There are a few limitations that bear mentioning. We have aggregated those who believe in anthropogenic climate change with those who believe in climate change but not an anthropogenic contribution in much of the analysis. Prior research has shown that these groups are heterogeneous (Poortinga et al. 2011); this relationship should be explored in more depth. Additionally, there are characteristics of our study population that may have attenuated the influence of the drought on beliefs and risk perceptions. First, agriculture is an industry that is regularly affected by weather and climate variability, which may make agricultural advisors’ beliefs and attitudes more resilient to drought. Agricultural advisors are also more educated than the general public and are experts in their field, though not necessarily climate experts. While one might expect highly educated experts to be more likely to align with scientific consensus, prior research shows this is not necessarily the case (Carlton and Jacobson 2015). Additionally, the instability in climate change beliefs (with around 17 % of respondents changing beliefs, though not in a predictable way) suggests that any climate expertise that agricultural advisors have does not necessarily cause them to uniformly agree with the scientific consensus on climate change. Finally, there is the buffer provided by crop insurance and advances in crop genetics, which together greatly reduced financial losses during the 2012 drought. Current crop insurance policy allows farmers to protect revenues not only from crop loss but also from changing prices. While most producers lost yield from the drought, the increase in prices partially covered their losses during the drought, easing much of the financial burden. These complexities are important and should be explored to increase understanding of this critical sector.

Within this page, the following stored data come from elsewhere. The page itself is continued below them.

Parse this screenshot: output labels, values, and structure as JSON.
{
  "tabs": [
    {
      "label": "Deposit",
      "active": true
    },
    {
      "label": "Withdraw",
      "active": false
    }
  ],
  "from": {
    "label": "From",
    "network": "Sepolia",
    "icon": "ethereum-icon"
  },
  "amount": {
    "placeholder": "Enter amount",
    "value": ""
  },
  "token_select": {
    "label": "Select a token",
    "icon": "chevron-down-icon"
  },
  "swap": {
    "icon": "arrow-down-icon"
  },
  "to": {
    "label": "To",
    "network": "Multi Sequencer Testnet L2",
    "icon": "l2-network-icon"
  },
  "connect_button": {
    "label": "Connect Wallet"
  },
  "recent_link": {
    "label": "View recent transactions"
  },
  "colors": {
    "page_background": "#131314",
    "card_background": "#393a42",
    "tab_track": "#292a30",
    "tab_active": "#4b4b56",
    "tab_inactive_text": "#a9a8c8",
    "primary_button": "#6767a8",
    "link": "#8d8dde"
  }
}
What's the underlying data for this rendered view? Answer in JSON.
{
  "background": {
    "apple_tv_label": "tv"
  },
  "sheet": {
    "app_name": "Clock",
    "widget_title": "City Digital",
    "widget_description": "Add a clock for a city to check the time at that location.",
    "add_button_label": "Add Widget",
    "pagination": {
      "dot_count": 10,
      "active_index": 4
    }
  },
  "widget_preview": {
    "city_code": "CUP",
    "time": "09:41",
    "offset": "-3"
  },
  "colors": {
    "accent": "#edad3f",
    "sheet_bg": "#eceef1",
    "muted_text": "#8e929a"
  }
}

Our findings suggest that even if extreme events make the effects of climate change more cognitively available, climate change beliefs are resistant to change. Overall, 72.8 % of survey respondents believed in climate change in 2012 vs. 73.6 % in 2013. The question remains, then, what is enough to spur a change in climate change beliefs among the remaining holdouts? Are beliefs largely settled, with certain segments of society unpersuadable? Is there something about the agriculture sector that makes it unlikely to change? What about other natural resources sectors that may not be adapting to climate change (e.g., forestry in Carlton et al. 2014)? What is the role of crop insurance in driving climate inaction in agriculture? Given the large role of agriculture in the climate change story, these are important questions to address.